Среди немногих писем, которые я нашла, есть краткая записка о поэзии какого-то другого автора, чье имя не упоминается, но в публикации чьих работ Эмерсон был явно заинтересован. Он пишет: «Я внес минимум изменений, которые мог. Так что не заденьте amour propre поэта, и все же вычеркните плохие слова. Вы должны, пожалуйста, если дойдет до вопроса, держать мое участие в тени, и он легко убедит себя, что ваш наборщик стал критичным и вычеркнул грубые слоги».

Эмерсон стоял, так сказать, на страже американской словесности, и все, что хоть как-то привлекало внимание, вызывало его серьезную проверку. Душа и цель должны были присутствовать; он должен был найти хотя бы одну строку, чтобы завоевать его симпатию, и тогда она отдавалась от всего сердца. Однажды за завтраком он сказал, что нашел молодого человека! Юноша с далекого Запада написал ему и приложил несколько стихов, прося его критики. Среди них была следующая строка, которая, по словам Эмерсона, доказывала, что он поэт, и он будет с интересом следить за его карьерой в будущем:

«Жизнь — это пламя, чей блеск скрывает его основание».

Мы можем представить себе доброе письмо, которое ответило на эту просьбу, и как будущее этого юноши было озарено им. «Молодой человек Эмерсона» был постоянной шуткой среди его друзей, потому что он был постоянно полон большой надежды; и его друг одной строки был отнюдь не единственным его открытием.

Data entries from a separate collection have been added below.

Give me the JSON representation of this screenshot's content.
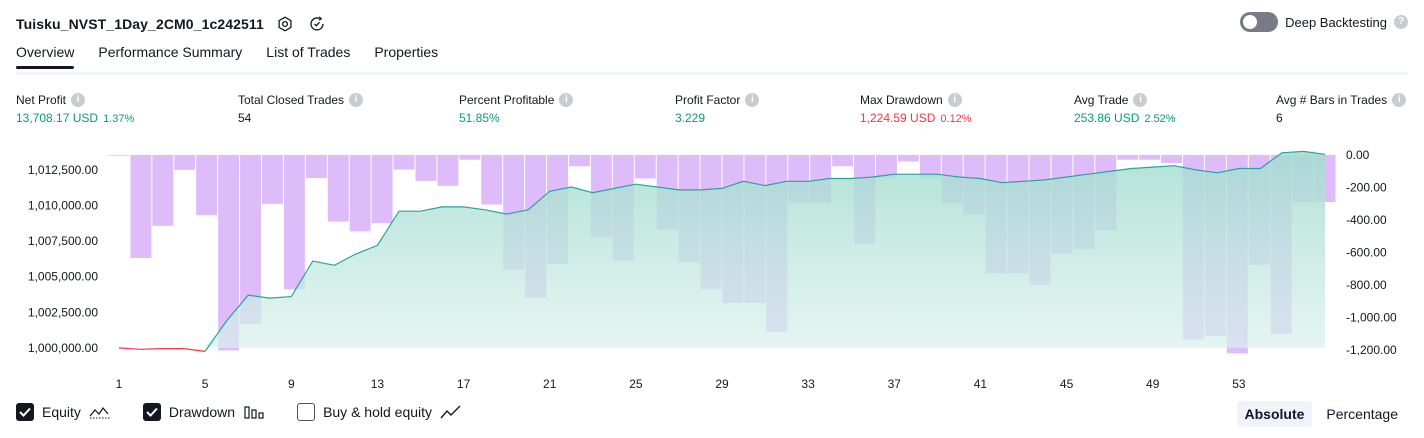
{
  "header": {
    "title": "Tuisku_NVST_1Day_2CM0_1c242511",
    "deep_backtesting_label": "Deep Backtesting",
    "deep_backtesting_on": false
  },
  "tabs": [
    {
      "label": "Overview",
      "active": true
    },
    {
      "label": "Performance Summary",
      "active": false
    },
    {
      "label": "List of Trades",
      "active": false
    },
    {
      "label": "Properties",
      "active": false
    }
  ],
  "metrics": [
    {
      "label": "Net Profit",
      "value": "13,708.17 USD",
      "pct": "1.37%",
      "tone": "green"
    },
    {
      "label": "Total Closed Trades",
      "value": "54",
      "pct": "",
      "tone": "dark"
    },
    {
      "label": "Percent Profitable",
      "value": "51.85%",
      "pct": "",
      "tone": "green"
    },
    {
      "label": "Profit Factor",
      "value": "3.229",
      "pct": "",
      "tone": "green"
    },
    {
      "label": "Max Drawdown",
      "value": "1,224.59 USD",
      "pct": "0.12%",
      "tone": "red"
    },
    {
      "label": "Avg Trade",
      "value": "253.86 USD",
      "pct": "2.52%",
      "tone": "green"
    },
    {
      "label": "Avg # Bars in Trades",
      "value": "6",
      "pct": "",
      "tone": "dark"
    }
  ],
  "chart_data": {
    "type": "line+bar",
    "x_ticks": [
      1,
      5,
      9,
      13,
      17,
      21,
      25,
      29,
      33,
      37,
      41,
      45,
      49,
      53
    ],
    "left_axis": {
      "ticks": [
        1000000,
        1002500,
        1005000,
        1007500,
        1010000,
        1012500
      ],
      "tick_labels": [
        "1,000,000.00",
        "1,002,500.00",
        "1,005,000.00",
        "1,007,500.00",
        "1,010,000.00",
        "1,012,500.00"
      ],
      "range": [
        999500,
        1013900
      ]
    },
    "right_axis": {
      "ticks": [
        0,
        -200,
        -400,
        -600,
        -800,
        -1000,
        -1200
      ],
      "tick_labels": [
        "0.00",
        "-200.00",
        "-400.00",
        "-600.00",
        "-800.00",
        "-1,000.00",
        "-1,200.00"
      ],
      "range": [
        -1230,
        30
      ]
    },
    "series": [
      {
        "name": "Equity",
        "color_profit": "#26a69a",
        "color_loss": "#f23645",
        "values": [
          1000000,
          999900,
          999950,
          999950,
          999750,
          1001900,
          1003700,
          1003500,
          1003600,
          1006100,
          1005800,
          1006600,
          1007200,
          1009600,
          1009600,
          1009900,
          1009900,
          1009700,
          1009400,
          1009700,
          1011000,
          1011300,
          1010900,
          1011200,
          1011500,
          1011300,
          1011100,
          1011100,
          1011200,
          1011700,
          1011400,
          1011700,
          1011700,
          1011900,
          1011900,
          1012000,
          1012200,
          1012200,
          1012200,
          1012000,
          1011900,
          1011600,
          1011700,
          1011800,
          1012000,
          1012200,
          1012400,
          1012600,
          1012700,
          1012800,
          1012500,
          1012300,
          1012600,
          1012600,
          1013700,
          1013800,
          1013600
        ]
      },
      {
        "name": "Drawdown",
        "color": "#cf9ff6",
        "values": [
          -5,
          -634,
          -436,
          -92,
          -371,
          -1202,
          -1040,
          -301,
          -826,
          -142,
          -410,
          -470,
          -420,
          -90,
          -160,
          -190,
          -30,
          -305,
          -705,
          -880,
          -670,
          -70,
          -505,
          -650,
          -145,
          -460,
          -660,
          -825,
          -910,
          -910,
          -1090,
          -292,
          -292,
          -70,
          -545,
          -140,
          -40,
          -140,
          -296,
          -367,
          -728,
          -728,
          -800,
          -606,
          -578,
          -463,
          -30,
          -30,
          -50,
          -1135,
          -1113,
          -1220,
          -675,
          -1100,
          -290,
          -290
        ]
      }
    ]
  },
  "legend": [
    {
      "label": "Equity",
      "checked": true,
      "glyph": "equity-line-icon"
    },
    {
      "label": "Drawdown",
      "checked": true,
      "glyph": "drawdown-bars-icon"
    },
    {
      "label": "Buy & hold equity",
      "checked": false,
      "glyph": "buy-hold-line-icon"
    }
  ],
  "modes": [
    {
      "label": "Absolute",
      "active": true
    },
    {
      "label": "Percentage",
      "active": false
    }
  ]
}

Его чувство в отношении литературной работы людей, близких к нему, не всегда было чувством удовлетворения. Когда был напечатан том «Английских очерков» Готорна, он сказал: «Он прозрачен, но не глубок»; и он вырезал посвящение и письмо Франклину Пирсу, которые его оскорбили. Эти два человека были настолько непохожи, что казалось странной судьбой, которая свела их вместе в одном маленьком городке. Понимание методов или точек зрения друг друга было невозможностью. Эмерсон однажды говорил с близким другом о дистанции, которая разделяла Готорна и его самого. Они были совершенно не согласны в политике и во всякой теории жизни.

Мистер Филдс однажды предлагал Эмерсону прочитать серию лекций, и когда они обсуждали темы, которые нужно выбрать, Эмерсон сказал: «Одна будет о Доктрине Минимумов, а другая о Доктрине Максимумов; одна будет о Брук-Фарме, ибо с тех пор, как появился ужасный и неправдивый отчет Готорна об этой общине в его „Блайтдейлском романе“, я желал дать то, что считаю правдивым отчетом о ней».

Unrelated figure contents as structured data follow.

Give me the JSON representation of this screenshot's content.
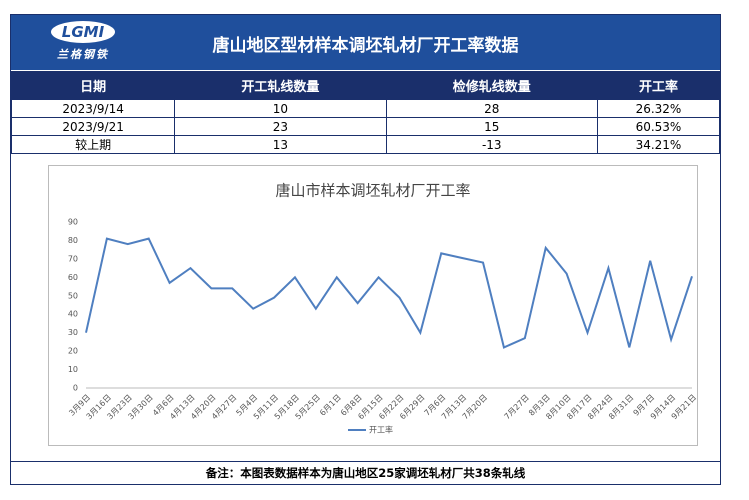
{
  "header": {
    "logo": "LGMI",
    "logo_sub": "兰格钢铁",
    "title": "唐山地区型材样本调坯轧材厂开工率数据"
  },
  "table": {
    "columns": [
      "日期",
      "开工轧线数量",
      "检修轧线数量",
      "开工率"
    ],
    "rows": [
      [
        "2023/9/14",
        "10",
        "28",
        "26.32%"
      ],
      [
        "2023/9/21",
        "23",
        "15",
        "60.53%"
      ],
      [
        "较上期",
        "13",
        "-13",
        "34.21%"
      ]
    ]
  },
  "chart_data": {
    "type": "line",
    "title": "唐山市样本调坯轧材厂开工率",
    "categories": [
      "3月9日",
      "3月16日",
      "3月23日",
      "3月30日",
      "4月6日",
      "4月13日",
      "4月20日",
      "4月27日",
      "5月4日",
      "5月11日",
      "5月18日",
      "5月25日",
      "6月1日",
      "6月8日",
      "6月15日",
      "6月22日",
      "6月29日",
      "7月6日",
      "7月13日",
      "7月20日",
      null,
      "7月27日",
      "8月3日",
      "8月10日",
      "8月17日",
      "8月24日",
      "8月31日",
      "9月7日",
      "9月14日",
      "9月21日"
    ],
    "series": [
      {
        "name": "开工率",
        "color": "#4f7fc0",
        "values": [
          30,
          81,
          78,
          81,
          57,
          65,
          54,
          54,
          43,
          49,
          60,
          43,
          60,
          46,
          60,
          49,
          30,
          73,
          70.5,
          68,
          22,
          27,
          76,
          62,
          30,
          65,
          22,
          69,
          26.32,
          60.53
        ]
      }
    ],
    "ylim": [
      0,
      90
    ],
    "yticks": [
      0,
      10,
      20,
      30,
      40,
      50,
      60,
      70,
      80,
      90
    ],
    "legend": "bottom"
  },
  "footnote": "备注：本图表数据样本为唐山地区25家调坯轧材厂共38条轧线"
}
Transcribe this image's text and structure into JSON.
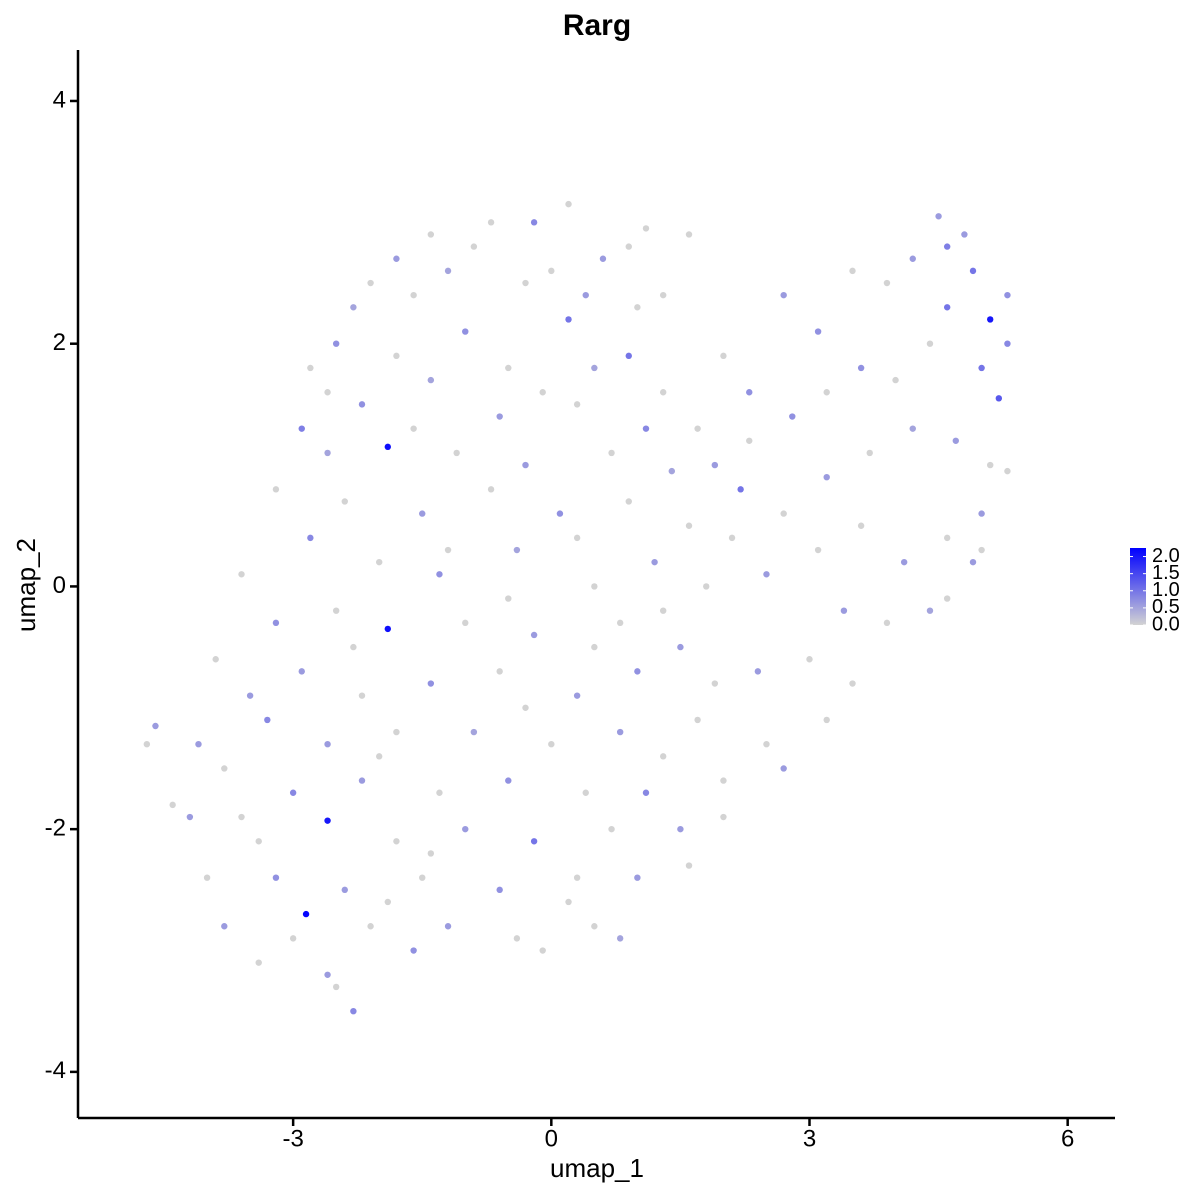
{
  "chart_data": {
    "type": "scatter",
    "title": "Rarg",
    "x_label": "umap_1",
    "y_label": "umap_2",
    "xlim": [
      -5.5,
      6.55
    ],
    "ylim": [
      -4.38,
      4.42
    ],
    "xticks": [
      -3,
      0,
      3,
      6
    ],
    "yticks": [
      -4,
      -2,
      0,
      2,
      4
    ],
    "low_color": "#d3d3d3",
    "high_color": "#0000ff",
    "colorbar": {
      "lim": [
        0,
        2.25
      ],
      "ticks": [
        {
          "value": 0,
          "label": "0.0"
        },
        {
          "value": 0.5,
          "label": "0.5"
        },
        {
          "value": 1,
          "label": "1.0"
        },
        {
          "value": 1.5,
          "label": "1.5"
        },
        {
          "value": 2,
          "label": "2.0"
        }
      ]
    },
    "x": [
      -1.4,
      -0.7,
      -0.2,
      0.2,
      0.6,
      0.9,
      1.1,
      1.6,
      -1.8,
      -2.1,
      -2.5,
      -2.8,
      -2.9,
      -3.2,
      -3.6,
      -3.2,
      -3.9,
      -3.5,
      -2.3,
      -1.2,
      -0.3,
      0.4,
      1.0,
      -1.0,
      0.2,
      -1.8,
      -1.4,
      -0.5,
      0.5,
      0.9,
      1.3,
      -2.2,
      -1.6,
      -0.6,
      0.3,
      1.1,
      -2.6,
      -1.9,
      -1.1,
      -0.3,
      0.7,
      1.4,
      -2.4,
      -1.5,
      -0.7,
      0.1,
      0.9,
      1.6,
      -2.8,
      -2.0,
      -1.3,
      -0.4,
      0.5,
      1.2,
      -2.5,
      -1.9,
      -1.0,
      -0.2,
      0.8,
      1.5,
      -2.9,
      -2.2,
      -1.4,
      -0.6,
      0.3,
      1.0,
      1.9,
      -3.3,
      -2.6,
      -1.8,
      -0.9,
      0.0,
      0.8,
      1.7,
      2.5,
      -3.8,
      -3.0,
      -2.2,
      -1.3,
      -0.5,
      0.4,
      1.1,
      2.0,
      -4.2,
      -3.4,
      -2.6,
      -1.8,
      -1.0,
      -0.2,
      0.7,
      1.5,
      -4.0,
      -3.2,
      -2.4,
      -1.5,
      -0.6,
      0.3,
      1.0,
      -3.8,
      -2.85,
      -2.1,
      -1.2,
      -0.4,
      0.5,
      -3.4,
      -2.6,
      -1.6,
      -2.3,
      -2.5,
      -0.1,
      0.8,
      -4.7,
      -4.6,
      -4.4,
      -4.1,
      2.0,
      2.3,
      2.7,
      3.1,
      3.5,
      3.9,
      4.2,
      4.5,
      4.6,
      4.8,
      4.9,
      5.1,
      5.3,
      5.3,
      5.0,
      5.2,
      4.6,
      4.4,
      4.0,
      3.6,
      3.2,
      2.8,
      2.3,
      1.9,
      2.2,
      2.7,
      3.2,
      3.7,
      4.2,
      4.7,
      5.1,
      5.3,
      5.0,
      4.6,
      4.1,
      3.6,
      3.1,
      2.5,
      2.1,
      1.8,
      3.4,
      3.9,
      4.4,
      4.9,
      3.0,
      2.4,
      3.5,
      3.2,
      2.7,
      2.0,
      1.6,
      4.6,
      5.0,
      -1.6,
      -0.9,
      0.0,
      1.3,
      -2.6,
      -0.1,
      1.7,
      -1.2,
      0.3,
      1.3,
      -2.3,
      -0.5,
      0.5,
      -3.6,
      -2.0,
      -0.3,
      1.3,
      -1.4,
      0.2,
      -3.0,
      -1.9
    ],
    "y": [
      2.9,
      3.0,
      3.0,
      3.15,
      2.7,
      2.8,
      2.95,
      2.9,
      2.7,
      2.5,
      2.0,
      1.8,
      1.3,
      0.8,
      0.1,
      -0.3,
      -0.6,
      -0.9,
      2.3,
      2.6,
      2.5,
      2.4,
      2.3,
      2.1,
      2.2,
      1.9,
      1.7,
      1.8,
      1.8,
      1.9,
      1.6,
      1.5,
      1.3,
      1.4,
      1.5,
      1.3,
      1.1,
      1.15,
      1.1,
      1.0,
      1.1,
      0.95,
      0.7,
      0.6,
      0.8,
      0.6,
      0.7,
      0.5,
      0.4,
      0.2,
      0.1,
      0.3,
      0.0,
      0.2,
      -0.2,
      -0.35,
      -0.3,
      -0.4,
      -0.3,
      -0.5,
      -0.7,
      -0.9,
      -0.8,
      -0.7,
      -0.9,
      -0.7,
      -0.8,
      -1.1,
      -1.3,
      -1.2,
      -1.2,
      -1.3,
      -1.2,
      -1.1,
      -1.3,
      -1.5,
      -1.7,
      -1.6,
      -1.7,
      -1.6,
      -1.7,
      -1.7,
      -1.6,
      -1.9,
      -2.1,
      -1.93,
      -2.1,
      -2.0,
      -2.1,
      -2.0,
      -2.0,
      -2.4,
      -2.4,
      -2.5,
      -2.4,
      -2.5,
      -2.4,
      -2.4,
      -2.8,
      -2.7,
      -2.8,
      -2.8,
      -2.9,
      -2.8,
      -3.1,
      -3.2,
      -3.0,
      -3.5,
      -3.3,
      -3.0,
      -2.9,
      -1.3,
      -1.15,
      -1.8,
      -1.3,
      1.9,
      1.6,
      2.4,
      2.1,
      2.6,
      2.5,
      2.7,
      3.05,
      2.8,
      2.9,
      2.6,
      2.2,
      2.4,
      2.0,
      1.8,
      1.55,
      2.3,
      2.0,
      1.7,
      1.8,
      1.6,
      1.4,
      1.2,
      1.0,
      0.8,
      0.6,
      0.9,
      1.1,
      1.3,
      1.2,
      1.0,
      0.95,
      0.6,
      0.4,
      0.2,
      0.5,
      0.3,
      0.1,
      0.4,
      0.0,
      -0.2,
      -0.3,
      -0.2,
      0.2,
      -0.6,
      -0.7,
      -0.8,
      -1.1,
      -1.5,
      -1.9,
      -2.3,
      -0.1,
      0.3,
      2.4,
      2.8,
      2.6,
      2.4,
      1.6,
      1.6,
      1.3,
      0.3,
      0.4,
      -0.2,
      -0.5,
      -0.1,
      -0.5,
      -1.9,
      -1.4,
      -1.0,
      -1.4,
      -2.2,
      -2.6,
      -2.9,
      -2.6
    ],
    "values": [
      0,
      0,
      0.8,
      0,
      0.6,
      0,
      0,
      0,
      0.6,
      0,
      0.7,
      0,
      0.9,
      0,
      0,
      0.7,
      0,
      0.6,
      0.5,
      0.5,
      0,
      0.6,
      0,
      0.7,
      1.0,
      0,
      0.5,
      0,
      0.5,
      1.0,
      0,
      0.7,
      0,
      0.6,
      0,
      0.8,
      0.5,
      2.1,
      0,
      0.6,
      0,
      0.5,
      0,
      0.6,
      0,
      0.7,
      0,
      0,
      0.8,
      0,
      0.7,
      0.5,
      0,
      0.6,
      0,
      2.1,
      0,
      0.6,
      0,
      0.6,
      0.6,
      0,
      0.7,
      0,
      0.6,
      0.7,
      0,
      0.8,
      0.6,
      0,
      0.5,
      0,
      0.6,
      0,
      0,
      0,
      0.8,
      0.6,
      0,
      0.7,
      0,
      0.8,
      0,
      0.6,
      0,
      2.0,
      0,
      0.6,
      1.0,
      0,
      0.6,
      0,
      0.7,
      0.6,
      0,
      0.7,
      0,
      0.6,
      0.6,
      2.2,
      0,
      0.6,
      0,
      0,
      0,
      0.6,
      0.7,
      0.8,
      0,
      0,
      0.5,
      0,
      0.6,
      0,
      0.6,
      0,
      0.7,
      0.6,
      0.7,
      0,
      0,
      0.6,
      0.6,
      0.9,
      0.6,
      1.0,
      2.0,
      0.7,
      0.8,
      1.0,
      1.3,
      1.0,
      0,
      0,
      0.7,
      0,
      0.7,
      0,
      0.6,
      1.0,
      0,
      0.6,
      0,
      0.5,
      0.6,
      0,
      0,
      0.6,
      0,
      0.6,
      0,
      0,
      0.6,
      0,
      0,
      0.6,
      0,
      0.5,
      0.6,
      0,
      0.6,
      0,
      0,
      0.6,
      0,
      0,
      0,
      0,
      0,
      0,
      0,
      0,
      0,
      0,
      0,
      0,
      0,
      0,
      0,
      0,
      0,
      0,
      0,
      0,
      0,
      0,
      0,
      0,
      0
    ]
  }
}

Сыновья Генри Джеймса-старшего, учившиеся некоторое время в Конкорде, Эмерсон пригласил мистера Джеймса, который приехал навестить своих мальчиков, остаться и присутствовать на одной из бесед мистера Олкотта, которые уже стали «институтом» того времени. Мистер Олкотт начал говорить на темы, которые интересовали мистера Джеймса; и последний, не понимая, вполне естественно, что эти так называемые «Беседы» были на самом деле монологами, ответил мистеру Олкотту в своем собственном ярком стиле. Обнаружив, что аудитория оживилась от того, что он хотел сказать, он продолжил и «говорил сам». Мисс Мэри Эмерсон, горячо любимая тетя Эмерсона, необыкновенный оригинал одного из его самых восхитительных очерков, присутствовала. Она никогда раньше не встречала мистера Джеймса и пришла в большое возбуждение от некоторых мнений, которые он выдвинул. Она думала, что он часто использовал слово «религия», когда, по ее мнению, он, казалось, имел в виду иногда «догматизм», а иногда «церковничество».

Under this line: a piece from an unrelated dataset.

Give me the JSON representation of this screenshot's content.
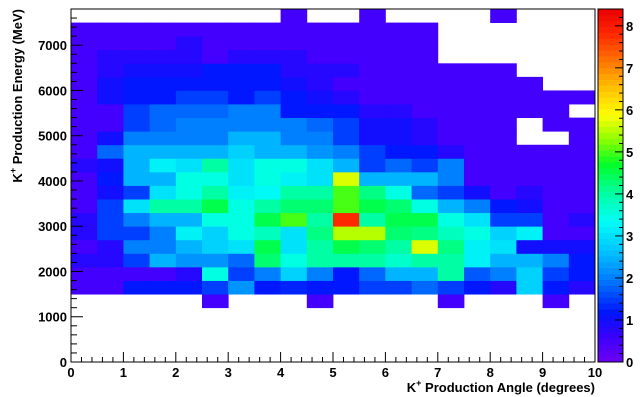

Она выжидала, хотя внутри нее назревала буря. Наконец, когда наступила минутная тишина и никто не казался готовым опровергнуть определенные мнения, выдвинутые мистером Джеймсом, «Амита» встала, взяла стул и, поставив его перед ним, воскликнула: «Позвольте мне противостоять чудовищу!» Дискуссия была затем возобновлена, возбужденная этой остротой ума «Амиты», и компания рассталась с более широким пониманием предмета и большей признательностью друг к другу. «Это был славный случай для тех, кто любит битву слов», — сказал один из присутствующих. Мистер Джеймс восхитил своего хозяина своими замечаниями о характере любимой «Амиты».

У него было много оговорок в отношении Диккенса. Он не мог легко простить никому, кто заставлял его чрезмерно смеяться. Первое чтение «Доктора Мэриголда» в Бостоне было захватывающим событием, и Эмерсон был приглашен «помогать». После чтения он сидел и разговаривал до очень позднего часа, ибо был застигнут врасплох новизной и художественным совершенством исполнения. Его обычное спокойствие совершенно разрушилось под его воздействием; он смеялся так, будто мог рассыпаться на куски, его лицо выражало абсолютную боль; действительно, сцена была настолько странной, что вызывала веселье у тех, кто был рядом. Но когда мы вернулись домой, он много расспрашивал и размышлял о самом Диккенсе. Наконец он сказал: «Боюсь, у него слишком много таланта для его гения; это страшный локомотив, к которому он прикован, и он никогда не может быть освобожден от него или успокоен. Вы видите его совершенно неверно, очевидно, и убедили бы меня, что он добродушное существо, полное сладости и любезности, и выше своих талантов; но я боюсь, что он запряжен в них. Он слишком совершенный художник, чтобы у него осталась хоть нить природы. Он пугает меня. У меня нет ключа». Когда вошел мистер Филдс, он повторил: «—— убедила бы меня, что Диккенс — человек, с которым легко общаться, отзывчивый и доступный для своих друзей; но ее глаза не видят ясно в этом деле, я уверен!»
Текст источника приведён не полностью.